Paru dans Scolaire le mardi 06 novembre 2018.

Eric Verdier (CNRS, président du conseil scientifique du Cereq) est l'un des signataires de la tribune publiée par Le Monde pour la défense du CNESCO. Il revient pour ToutEduc sur l'intérêt du "Conseil national d'évaluation du système scolaire" dont l'existence est mise en cause par le projet de loi du ministre "pour une école de la confiance", mais dont la légitimité est également discutée par un sociologue, Choukri Ben Ayed (voir ToutEduc ici*). Il constate tout d'abord que la tribune défendant le Cnesco a eu un écho important (elle est signée par plusieurs centaines de chercheurs) : "J'ai des retours de collègues très divers, de chercheurs qui ne sont pas spécialistes des questions d'éducation, mais qui sont étonnés de voir cette institution supprimée sans débat. C'est notamment le cas de chercheurs spécialistes de l'évaluation des politiques publiques."

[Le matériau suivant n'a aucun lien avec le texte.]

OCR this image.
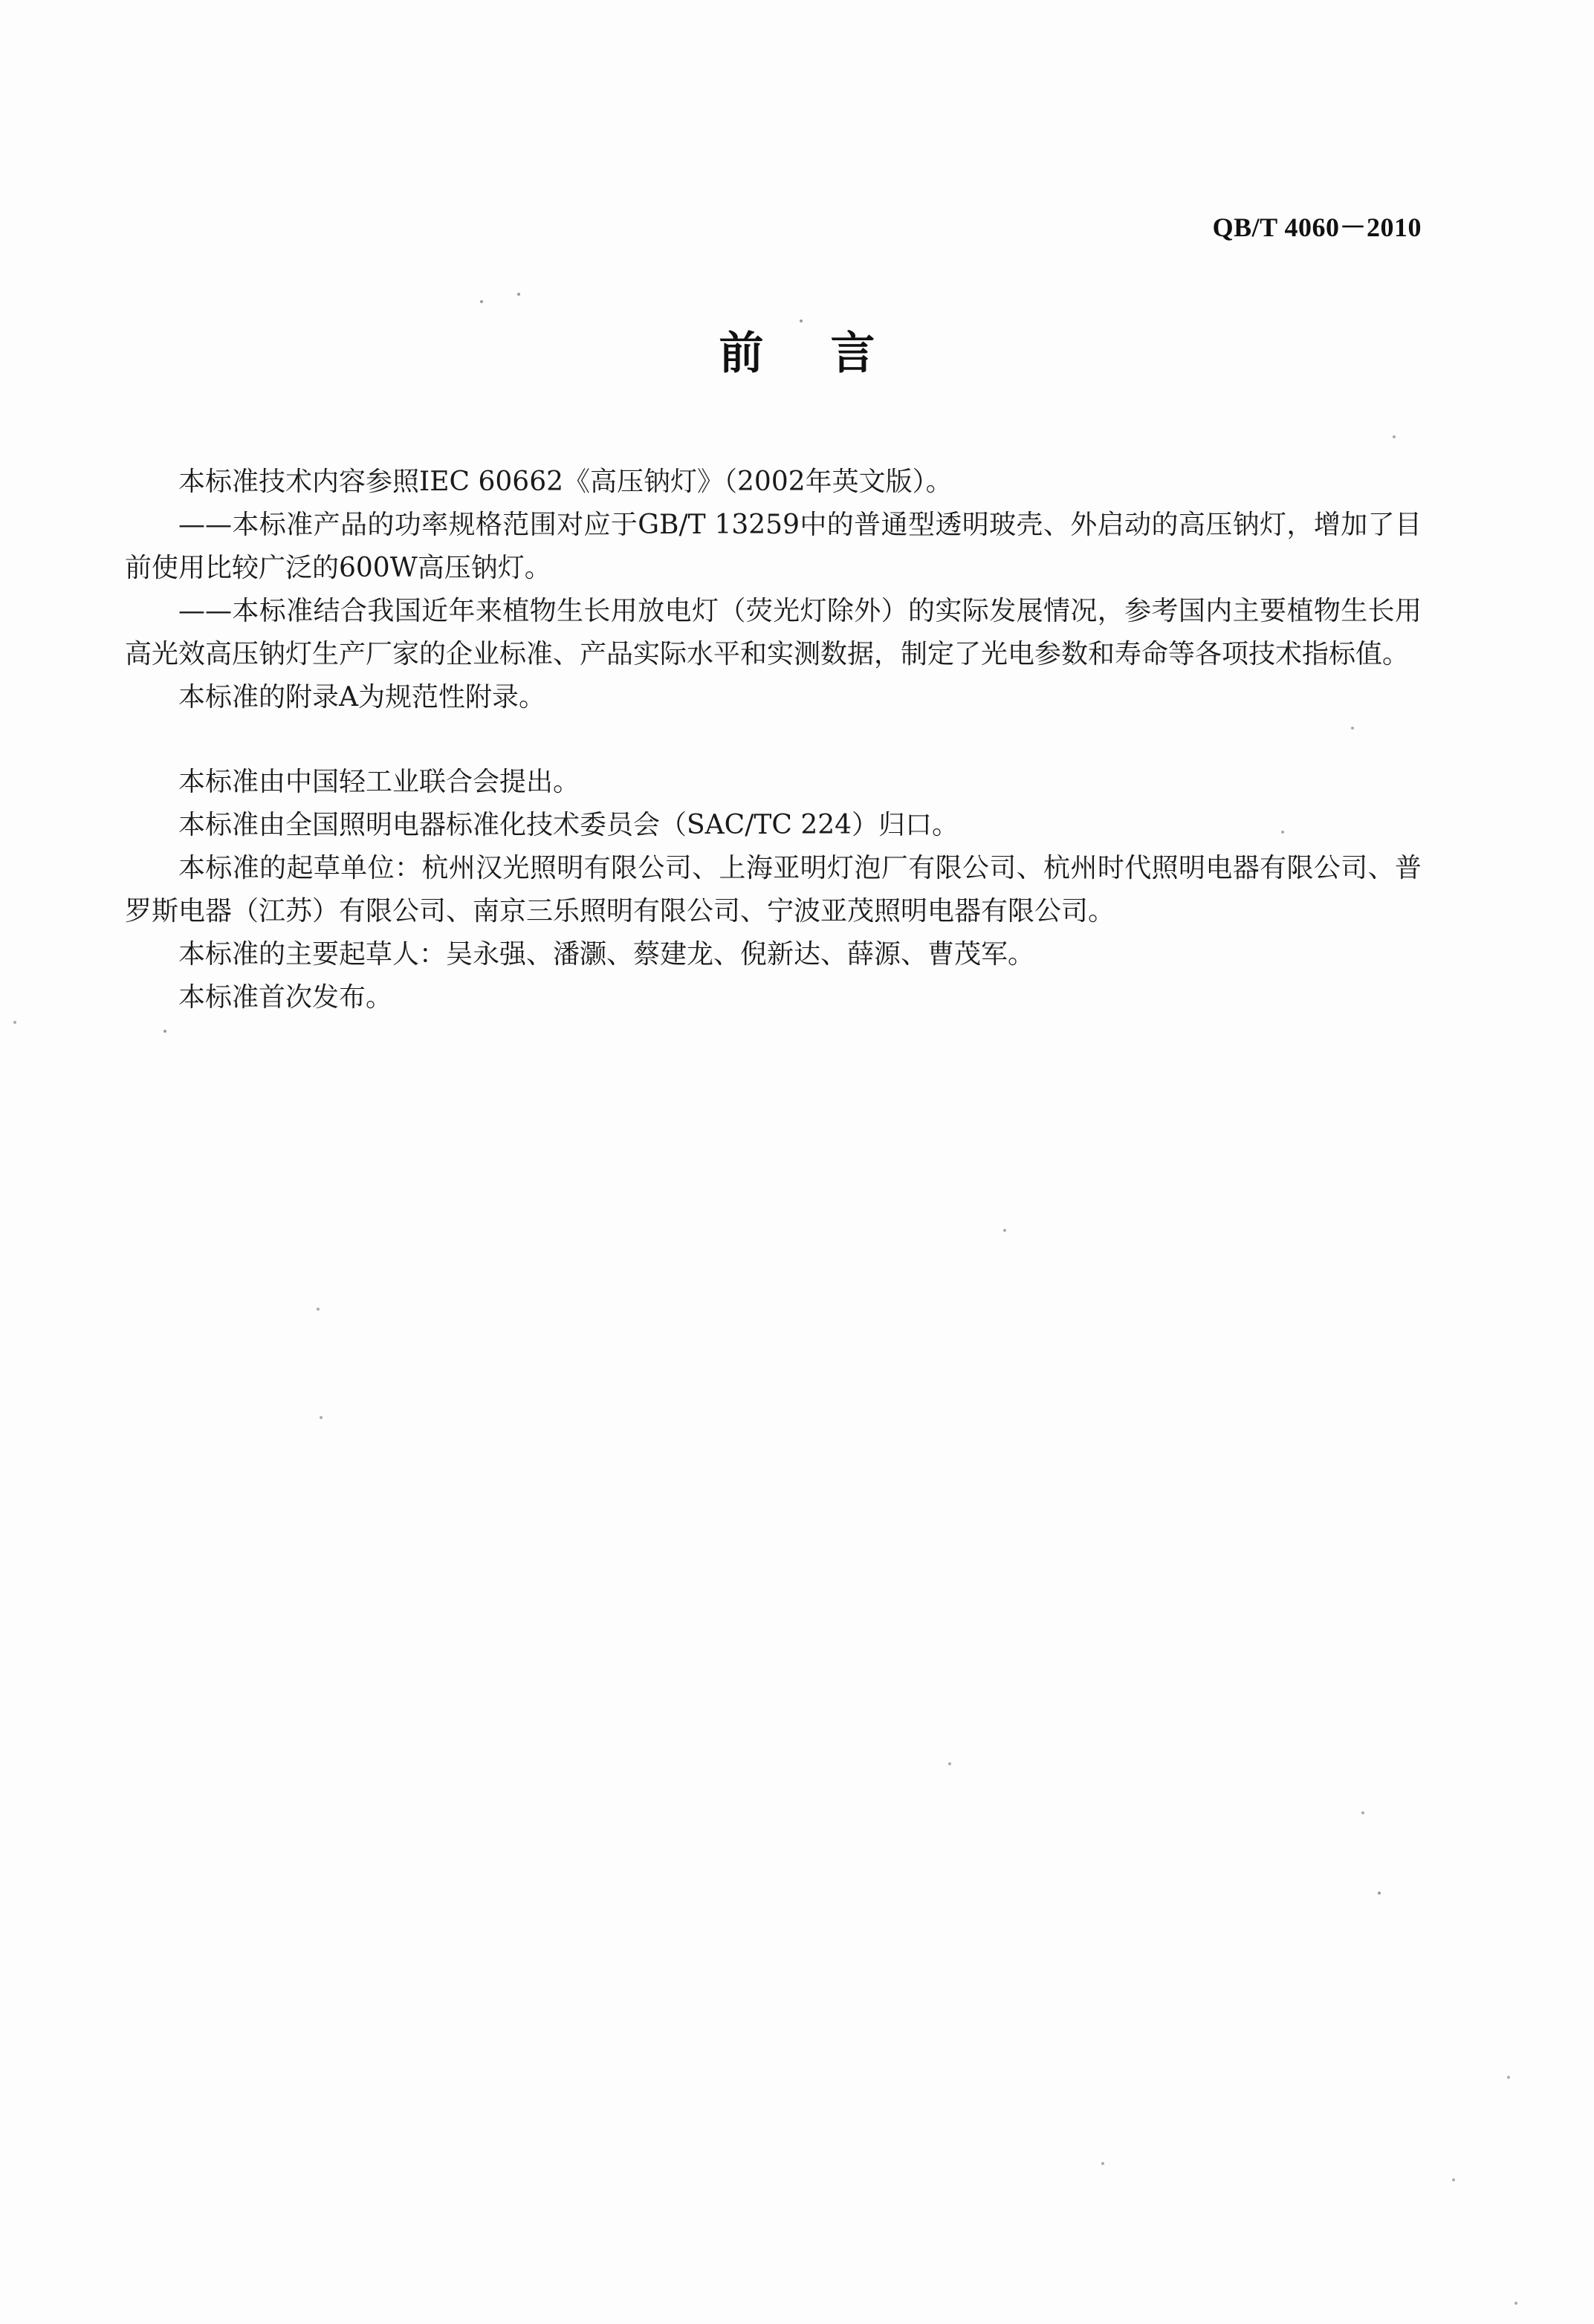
QB/T 4060－2010
前言

本标准技术内容参照IEC 60662《高压钠灯》（2002年英文版）。

——本标准产品的功率规格范围对应于GB/T 13259中的普通型透明玻壳、外启动的高压钠灯，增加了目前使用比较广泛的600W高压钠灯。

——本标准结合我国近年来植物生长用放电灯（荧光灯除外）的实际发展情况，参考国内主要植物生长用高光效高压钠灯生产厂家的企业标准、产品实际水平和实测数据，制定了光电参数和寿命等各项技术指标值。

本标准的附录A为规范性附录。

本标准由中国轻工业联合会提出。

本标准由全国照明电器标准化技术委员会（SAC/TC 224）归口。

本标准的起草单位：杭州汉光照明有限公司、上海亚明灯泡厂有限公司、杭州时代照明电器有限公司、普罗斯电器（江苏）有限公司、南京三乐照明有限公司、宁波亚茂照明电器有限公司。

本标准的主要起草人：吴永强、潘灏、蔡建龙、倪新达、薛源、曹茂军。

本标准首次发布。
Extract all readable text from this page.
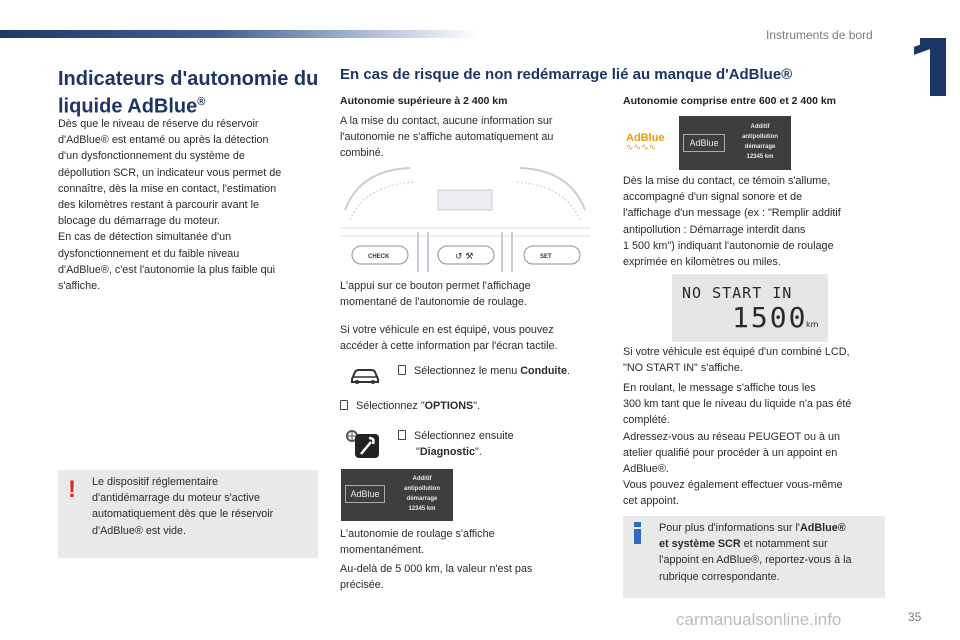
Instruments de bord
Indicateurs d'autonomie du liquide AdBlue®

Dès que le niveau de réserve du réservoir

d'AdBlue® est entamé ou après la détection

d'un dysfonctionnement du système de

dépollution SCR, un indicateur vous permet de

connaître, dès la mise en contact, l'estimation

des kilomètres restant à parcourir avant le

blocage du démarrage du moteur.

En cas de détection simultanée d'un

dysfonctionnement et du faible niveau

d'AdBlue®, c'est l'autonomie la plus faible qui

s'affiche.

! Le dispositif réglementaire

d'antidémarrage du moteur s'active

automatiquement dès que le réservoir

d'AdBlue® est vide.

En cas de risque de non redémarrage lié au manque d'AdBlue®
Autonomie supérieure à 2 400 km

A la mise du contact, aucune information sur

l'autonomie ne s'affiche automatiquement au

combiné.

CHECK	↺ ⚒	SET

L'appui sur ce bouton permet l'affichage

momentané de l'autonomie de roulage.

Si votre véhicule en est équipé, vous pouvez

accéder à cette information par l'écran tactile.

Sélectionnez le menu Conduite.

Sélectionnez "OPTIONS".

Sélectionnez ensuite

"Diagnostic".

AdBlue
Additif
antipollution
démarrage
12345 km

L'autonomie de roulage s'affiche

momentanément.

Au-delà de 5 000 km, la valeur n'est pas

précisée.

Autonomie comprise entre 600 et 2 400 km
AdBlue
∿∿∿∿	AdBlue
Additif
antipollution
démarrage
12345 km

Dès la mise du contact, ce témoin s'allume,

accompagné d'un signal sonore et de

l'affichage d'un message (ex : "Remplir additif

antipollution : Démarrage interdit dans

1 500 km") indiquant l'autonomie de roulage

exprimée en kilomètres ou miles.

NO START IN
1500
km

Si votre véhicule est équipé d'un combiné LCD,

"NO START IN" s'affiche.

En roulant, le message s'affiche tous les

300 km tant que le niveau du liquide n'a pas été

complété.

Adressez-vous au réseau PEUGEOT ou à un

atelier qualifié pour procéder à un appoint en

AdBlue®.

Vous pouvez également effectuer vous-même

cet appoint.

Pour plus d'informations sur l'AdBlue®

et système SCR et notamment sur

l'appoint en AdBlue®, reportez-vous à la

rubrique correspondante.

carmanualsonline.info	35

Par nature, le CNESCO n’est pas une instance scientifique ordinaire, et ne saurait être comparée à une revue à comité de lecture comme le fait C. Ben Ayed, qui semble ainsi en méconnaitre le fonctionnement, puisque ses travaux sont validés par un processus "à trois étages" : les rapports préalables à une conférence de consensus ou international sont tout d'abord relus par des scientifiques issus de plusieurs disciplines qui interagissent avec les chercheurs sollicités. "J'ai moi-même fait l'expérience de devoir reprendre un papier pour en préciser certains points." Ensuite, les avis sont soumis à l’approbation des membres du CNESCO, parmi lesquels figurent plusieurs scientifiques (outre sa présidente, sociologue, ce sont P. Bressoux, sc. de l'éducation, P. Caro, géographe, M. Gurgand, économiste, C. Lessard, sociologue, M-C Toczek-Capelle, sc. de l'éducation, A. West, London School of Economics, ndlr) et toujours adoptés à l'unanimité par-delà le pluralisme de ses membres (scientifiques, parlementaires – majorité et opposition - et du CESE). Enfin, les chercheurs sont confrontés au jury des acteurs de terrain "dont les questions sont parfois rudes". Eric Verdier ajoute que les chercheurs qui ont participé aux travaux du CNESCO publient ensuite souvent leurs résultats dans des revues scientifiques avec comité de lecture.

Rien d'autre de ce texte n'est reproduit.